Exploring the Conversion Model from Aerosol Extinction Coefficient to PM1, PM2.5 and PM10 Concentrations

Abstract

Particle matter (PM) mass concentrations have an important influence on human and environmental health. Lidar plays an important role in the monitoring of PM concentrations. However, the accuracy of PM concentrations retrieved via lidar depends on the performance of the conversion model from the aerosol extinction coefficient (EC) to PM concentration. Therefore, surface PM concentrations, aerosol EC and five meteorological factors are used to build the conversion model that can also be applicable to lidar for retrieving PM concentrations. In this study, the traditional linear model (LM), random forest (RF) and artificial neural network (ANN) algorithms are used to estimate the mass concentrations of PM with aerodynamic diameters < 1 µm (PM1), 2.5 µm (PM2.5) and 10 µm (PM10). The influence of meteorological factors on the conversion model is analyzed. The results show that the meteorological parameters play a non-ignorable role in the model of PM retrieval based on EC, especially when retrieving PM10. Moreover, the performance of three models is investigated by comparing with the surface measurements. The results indicate that the RF and ANN models are more suitable to estimate PM than the LM model. The diurnal variations in mean relative error (MRE) from the three models are then analyzed. There is a diurnal pattern in MRE values, meaning that the maximum values occur in the afternoon and the minimum values occur at night.
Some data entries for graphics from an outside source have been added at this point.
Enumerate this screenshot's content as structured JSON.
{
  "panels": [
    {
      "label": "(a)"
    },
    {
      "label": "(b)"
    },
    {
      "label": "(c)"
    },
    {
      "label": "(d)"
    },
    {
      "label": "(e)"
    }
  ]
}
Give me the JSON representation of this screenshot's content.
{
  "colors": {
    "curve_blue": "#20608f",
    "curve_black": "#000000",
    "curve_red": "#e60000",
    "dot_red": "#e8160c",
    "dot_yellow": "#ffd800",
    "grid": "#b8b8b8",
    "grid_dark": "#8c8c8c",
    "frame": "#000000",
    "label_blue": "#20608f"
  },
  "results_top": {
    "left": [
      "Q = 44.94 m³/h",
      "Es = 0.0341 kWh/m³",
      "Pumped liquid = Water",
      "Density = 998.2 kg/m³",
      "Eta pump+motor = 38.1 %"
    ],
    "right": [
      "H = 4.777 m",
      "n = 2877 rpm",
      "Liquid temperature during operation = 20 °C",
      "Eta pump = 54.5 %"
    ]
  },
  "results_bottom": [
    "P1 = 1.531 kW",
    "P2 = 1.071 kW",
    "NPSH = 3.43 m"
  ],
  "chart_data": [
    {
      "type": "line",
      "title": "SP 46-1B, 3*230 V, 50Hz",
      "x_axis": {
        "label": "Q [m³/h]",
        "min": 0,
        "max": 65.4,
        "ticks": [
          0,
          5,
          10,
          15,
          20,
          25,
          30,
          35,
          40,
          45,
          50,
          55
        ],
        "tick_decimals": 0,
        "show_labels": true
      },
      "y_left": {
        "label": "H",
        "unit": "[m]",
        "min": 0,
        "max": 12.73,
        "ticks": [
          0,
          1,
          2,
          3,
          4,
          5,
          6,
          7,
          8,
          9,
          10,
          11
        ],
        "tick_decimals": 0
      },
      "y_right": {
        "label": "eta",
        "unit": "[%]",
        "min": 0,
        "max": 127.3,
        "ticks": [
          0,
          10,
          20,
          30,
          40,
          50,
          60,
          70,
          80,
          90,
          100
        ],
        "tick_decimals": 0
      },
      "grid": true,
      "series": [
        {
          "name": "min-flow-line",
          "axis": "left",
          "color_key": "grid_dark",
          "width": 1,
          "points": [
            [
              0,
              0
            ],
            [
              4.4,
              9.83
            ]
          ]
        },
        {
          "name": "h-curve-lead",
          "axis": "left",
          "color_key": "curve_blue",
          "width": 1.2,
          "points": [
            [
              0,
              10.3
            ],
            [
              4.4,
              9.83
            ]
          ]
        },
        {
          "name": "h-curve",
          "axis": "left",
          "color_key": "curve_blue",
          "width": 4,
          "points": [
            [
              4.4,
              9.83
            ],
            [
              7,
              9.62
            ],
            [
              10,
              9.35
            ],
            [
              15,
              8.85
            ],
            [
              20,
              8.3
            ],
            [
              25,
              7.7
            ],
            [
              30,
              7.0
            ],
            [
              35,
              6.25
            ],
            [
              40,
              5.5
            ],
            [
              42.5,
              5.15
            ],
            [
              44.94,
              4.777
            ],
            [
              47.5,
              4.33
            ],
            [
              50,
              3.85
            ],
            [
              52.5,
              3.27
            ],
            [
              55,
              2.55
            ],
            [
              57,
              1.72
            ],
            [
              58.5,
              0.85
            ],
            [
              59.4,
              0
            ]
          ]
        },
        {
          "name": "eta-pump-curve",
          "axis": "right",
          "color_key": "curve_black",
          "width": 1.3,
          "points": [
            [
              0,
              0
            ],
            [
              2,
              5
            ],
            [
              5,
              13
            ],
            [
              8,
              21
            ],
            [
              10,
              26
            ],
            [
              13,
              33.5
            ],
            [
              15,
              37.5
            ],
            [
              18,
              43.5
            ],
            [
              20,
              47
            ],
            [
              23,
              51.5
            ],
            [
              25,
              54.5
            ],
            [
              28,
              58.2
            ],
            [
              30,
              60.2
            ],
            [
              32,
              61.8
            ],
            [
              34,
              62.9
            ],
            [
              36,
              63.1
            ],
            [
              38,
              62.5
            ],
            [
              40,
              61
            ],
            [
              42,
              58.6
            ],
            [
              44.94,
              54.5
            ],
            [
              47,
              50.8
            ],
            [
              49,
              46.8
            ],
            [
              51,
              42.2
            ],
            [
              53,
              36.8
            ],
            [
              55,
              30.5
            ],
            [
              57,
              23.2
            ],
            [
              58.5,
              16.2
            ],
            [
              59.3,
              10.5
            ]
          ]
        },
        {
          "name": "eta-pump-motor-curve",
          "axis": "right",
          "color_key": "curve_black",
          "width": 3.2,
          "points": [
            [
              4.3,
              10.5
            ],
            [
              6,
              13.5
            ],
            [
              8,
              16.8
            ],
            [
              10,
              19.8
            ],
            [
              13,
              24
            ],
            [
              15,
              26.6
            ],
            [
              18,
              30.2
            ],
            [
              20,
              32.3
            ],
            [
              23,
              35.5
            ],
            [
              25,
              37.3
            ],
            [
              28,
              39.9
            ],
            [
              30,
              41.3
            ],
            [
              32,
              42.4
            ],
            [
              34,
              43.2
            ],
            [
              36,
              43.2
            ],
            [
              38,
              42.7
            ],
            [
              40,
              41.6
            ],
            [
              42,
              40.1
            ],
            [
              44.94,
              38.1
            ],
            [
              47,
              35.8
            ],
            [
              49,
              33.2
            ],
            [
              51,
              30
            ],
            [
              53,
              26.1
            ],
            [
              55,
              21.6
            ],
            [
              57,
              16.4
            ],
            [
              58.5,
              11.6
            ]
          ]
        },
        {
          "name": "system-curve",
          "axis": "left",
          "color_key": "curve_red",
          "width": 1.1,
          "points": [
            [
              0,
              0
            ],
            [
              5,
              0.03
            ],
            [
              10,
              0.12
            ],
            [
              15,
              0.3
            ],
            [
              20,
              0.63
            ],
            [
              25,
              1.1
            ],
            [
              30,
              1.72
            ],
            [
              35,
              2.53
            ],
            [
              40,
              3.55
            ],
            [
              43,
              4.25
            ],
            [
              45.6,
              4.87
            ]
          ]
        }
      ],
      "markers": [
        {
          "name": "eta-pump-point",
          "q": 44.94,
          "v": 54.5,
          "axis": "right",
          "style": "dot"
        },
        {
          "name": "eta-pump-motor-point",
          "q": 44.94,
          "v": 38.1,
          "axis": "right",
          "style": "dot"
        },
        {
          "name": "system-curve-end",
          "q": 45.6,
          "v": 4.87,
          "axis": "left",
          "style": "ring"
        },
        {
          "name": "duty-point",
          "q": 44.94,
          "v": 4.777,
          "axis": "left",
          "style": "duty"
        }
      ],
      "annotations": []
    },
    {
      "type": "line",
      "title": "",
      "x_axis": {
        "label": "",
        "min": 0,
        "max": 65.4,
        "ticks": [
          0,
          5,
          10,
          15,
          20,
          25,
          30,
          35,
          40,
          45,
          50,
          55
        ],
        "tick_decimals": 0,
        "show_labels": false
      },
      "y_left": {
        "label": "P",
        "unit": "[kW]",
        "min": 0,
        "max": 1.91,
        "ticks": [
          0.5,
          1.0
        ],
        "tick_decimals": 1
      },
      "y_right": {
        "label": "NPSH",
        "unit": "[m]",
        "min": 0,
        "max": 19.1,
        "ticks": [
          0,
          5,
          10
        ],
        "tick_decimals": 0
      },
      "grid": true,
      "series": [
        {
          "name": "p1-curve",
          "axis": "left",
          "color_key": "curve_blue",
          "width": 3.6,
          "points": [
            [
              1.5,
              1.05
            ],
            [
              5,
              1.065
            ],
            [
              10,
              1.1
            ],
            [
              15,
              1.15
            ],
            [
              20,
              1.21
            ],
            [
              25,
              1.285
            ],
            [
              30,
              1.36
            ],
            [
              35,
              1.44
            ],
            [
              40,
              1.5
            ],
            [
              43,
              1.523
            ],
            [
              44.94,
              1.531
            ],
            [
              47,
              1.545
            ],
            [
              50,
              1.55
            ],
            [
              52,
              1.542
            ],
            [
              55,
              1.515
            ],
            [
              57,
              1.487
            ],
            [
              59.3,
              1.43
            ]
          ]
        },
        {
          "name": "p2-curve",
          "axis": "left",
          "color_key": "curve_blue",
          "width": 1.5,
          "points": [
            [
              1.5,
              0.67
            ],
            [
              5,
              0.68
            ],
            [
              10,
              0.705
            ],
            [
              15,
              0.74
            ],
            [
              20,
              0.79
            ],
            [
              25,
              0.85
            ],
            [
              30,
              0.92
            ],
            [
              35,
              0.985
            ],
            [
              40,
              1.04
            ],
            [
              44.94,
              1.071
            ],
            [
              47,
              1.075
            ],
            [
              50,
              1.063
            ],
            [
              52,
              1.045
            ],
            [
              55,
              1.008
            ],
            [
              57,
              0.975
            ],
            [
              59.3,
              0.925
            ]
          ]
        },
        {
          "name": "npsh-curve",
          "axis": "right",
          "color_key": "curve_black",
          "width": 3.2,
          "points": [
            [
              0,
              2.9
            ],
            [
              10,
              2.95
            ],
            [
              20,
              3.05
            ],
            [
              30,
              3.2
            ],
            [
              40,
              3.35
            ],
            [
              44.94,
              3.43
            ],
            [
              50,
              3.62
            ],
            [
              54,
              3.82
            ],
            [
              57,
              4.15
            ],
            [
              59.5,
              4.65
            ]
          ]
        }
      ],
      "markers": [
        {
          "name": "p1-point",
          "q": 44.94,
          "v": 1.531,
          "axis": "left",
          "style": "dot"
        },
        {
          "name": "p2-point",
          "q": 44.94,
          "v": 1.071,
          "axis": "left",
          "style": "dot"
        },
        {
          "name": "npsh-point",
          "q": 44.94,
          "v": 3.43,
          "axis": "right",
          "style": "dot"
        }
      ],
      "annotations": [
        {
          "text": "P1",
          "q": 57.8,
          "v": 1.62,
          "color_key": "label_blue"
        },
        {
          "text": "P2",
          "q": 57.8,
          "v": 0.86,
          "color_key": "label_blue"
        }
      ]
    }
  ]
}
In addition, there are subtle differences in performance between two machine learning (ML) models. After analysis, it is found that for PM10, the RF method is superior to the ANN when the EC value is small, while the ANN method is superior to the RF when the EC value is relatively high, and the EC threshold is set to 0.6 km−1. For PM1 and PM2.5 estimation, the ANN is the most appropriate model. Finally, accurate diurnal variations in PM1 and PM2.5 based on the ANN model and PM10 based on the combined model of RF and ANN (named RA) are investigated. The results exhibit that the daily maximum values of PM1, PM2.5 and PM10 in the Wuhan area all occur at approximately 08:00–10:00 local time (LT), which is mainly due to the impact of commuter vehicle emissions and the impact of secondary photochemistry response aggravated by sufficient illumination and temperature rises after sunrise. These research results provide an important basis for particulate matter monitoring.